Dos cosas le habían quedado claras al despertar. Primero, que no se trataba de un sueño ordinario, corriente, programado; segundo, que esa chica existía y que estaba en apuros. Dominic intuía que el sentimiento de culpabilidad asociado a lo que había hecho su hermano lo arrastraba a una inevitable cruzada en busca de redención: de la suya, de la de su familia, de la de su nombre. Si Dominic hubiese creído en conceptos como la fatalidad o el destino, habría asegurado que salvar a esa chica de ojos inmensos era su camino, el papel que alguna entidad superior le había otorgado en el gran teatro del mundo. Pero Dominic se resistía a seguir reflexionando sobre temas dolorosos e inquietantes, y se armó con la seguridad de tener un objetivo claro, fuera cual fuese su motivación subconsciente. Y ese objetivo era poderoso, era simple. Era hora de olvidarse de sus propios demonios y de enfrentarse a los monstruos reales que esperaban ahí fuera.

A Dominic le habían llamado la atención algunos aspectos del sueño.
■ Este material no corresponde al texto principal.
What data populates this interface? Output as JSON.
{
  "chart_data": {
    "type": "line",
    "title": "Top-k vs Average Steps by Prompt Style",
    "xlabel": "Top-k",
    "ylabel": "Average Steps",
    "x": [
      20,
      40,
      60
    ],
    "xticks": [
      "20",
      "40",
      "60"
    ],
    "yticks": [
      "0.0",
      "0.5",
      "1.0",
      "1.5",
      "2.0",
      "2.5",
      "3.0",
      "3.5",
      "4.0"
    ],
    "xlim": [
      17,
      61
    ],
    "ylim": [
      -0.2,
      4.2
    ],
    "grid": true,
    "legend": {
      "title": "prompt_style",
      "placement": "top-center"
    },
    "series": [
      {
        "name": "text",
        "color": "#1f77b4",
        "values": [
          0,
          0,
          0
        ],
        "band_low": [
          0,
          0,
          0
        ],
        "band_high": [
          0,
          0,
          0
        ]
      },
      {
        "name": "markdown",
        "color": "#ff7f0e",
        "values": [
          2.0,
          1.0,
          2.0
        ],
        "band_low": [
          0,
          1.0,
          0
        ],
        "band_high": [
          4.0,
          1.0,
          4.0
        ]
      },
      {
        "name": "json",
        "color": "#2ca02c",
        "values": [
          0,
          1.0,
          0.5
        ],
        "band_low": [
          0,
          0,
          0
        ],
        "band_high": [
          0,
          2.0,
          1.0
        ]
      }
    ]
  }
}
No tanto que la chica lo hubiese besado, pues no era ni la primera ni la última vez que un sueño contenía besos. No era el beso lo que lo cegaba. En el sueño quedaba bastante claro que la joven se hallaba en algún tipo de encierro. Algo la amenazaba, la perseguía, una sombra se asomaba en cada esquina, dejaba ver garras, dientes y armas vestida con un rostro que él conocía demasiado bien. Era imposible que el sueño representara algo real, y sin embargo nunca había estado tan seguro; existía aquella chica morena con un colgante en forma de mariposa y existía un terrible monstruo que deseaba hacerle daño, tal vez incluso matarla, como ya había hecho con tantísimas personas. Era una bestia que Dominic había dado por muerta, pero que había reaparecido y volvía a amenazar a seres inocentes. Tenía que rescatar a la joven porque estaba a merced de un monstruo.

A merced de su hermano.

No tardó en recurrir a las redes privadas, a los sistemas piratas. Sospechaba que si la llamada de socorro había llegado hasta él, cabía la posibilidad de que su desesperación se hubiera proyectado también a otras personas. Por mucho que el sueño tuviese un mensaje personal, dirigido de manera obvia a Dominic, conocía lo suficiente la tecnología onírica (¿no era esta la especialidad de su padre, la que había sido la especialidad de su hermano? Era parte de su herencia maldita) como para saber que la emisora habría utilizado elementos básicos para luego aderezarlos con el subconsciente del soñador. Del mismo modo sabía, si bien no quería creerlo, que el rostro de su hermano podría haber sido una aportación suya. Pero se trataba de una posibilidad que no podía ignorar: que el monstruo siguiese vivo, que el monstruo anduviese suelto.

Le sorprendió lo pronto que aparecieron otros afectados por el sueño. Desde el principio se había planteado su existencia como posibilidad, pero acudir a las redes ilegales había sido más un recurso informativo que una búsqueda social; una manera de encontrar referencias que lo ayudaran a identificar localizaciones geográficas, de encontrar pistas que lo condujeran hasta ella. Y así había llegado hasta Samael, hasta SamSagaz, hasta Anna, Vito y Davos. Parecían personas agradables, inteligentes. Samael sobre todo le inspiraba confianza; parecía capaz de tomar decisiones y demostraba amplios conocimientos sobre la tecnología del sueño. Davos y SamSagaz eran risueños, bromistas, y se preguntaba hasta qué punto eran conscientes de lo que implicaba ese gran lío en el que estaban metiéndose. Anna y Vito eran complicados de descifrar, su participación en el chat era escasa y muy seria, y Dominic intuía que tenían información que no compartían con el resto, pero ¿quién era él para echárselo en cara? Por razones obvias no les había contado lo del monstruo, ni el rostro que vestía en su sueño, ni qué significaba para él. Pero pronto habría una fecha, una hora, una meta clara y definida. Se les llenaba la boca de precauciones, de excusas, pero él sabía muy bien que, una vez localizado el lugar donde estaba prisionera la muchacha de las mariposas, no habría forma de volver atrás.

Dominic Zola apagó la imagen proyectada del chat. No sabía si resistiría la espera.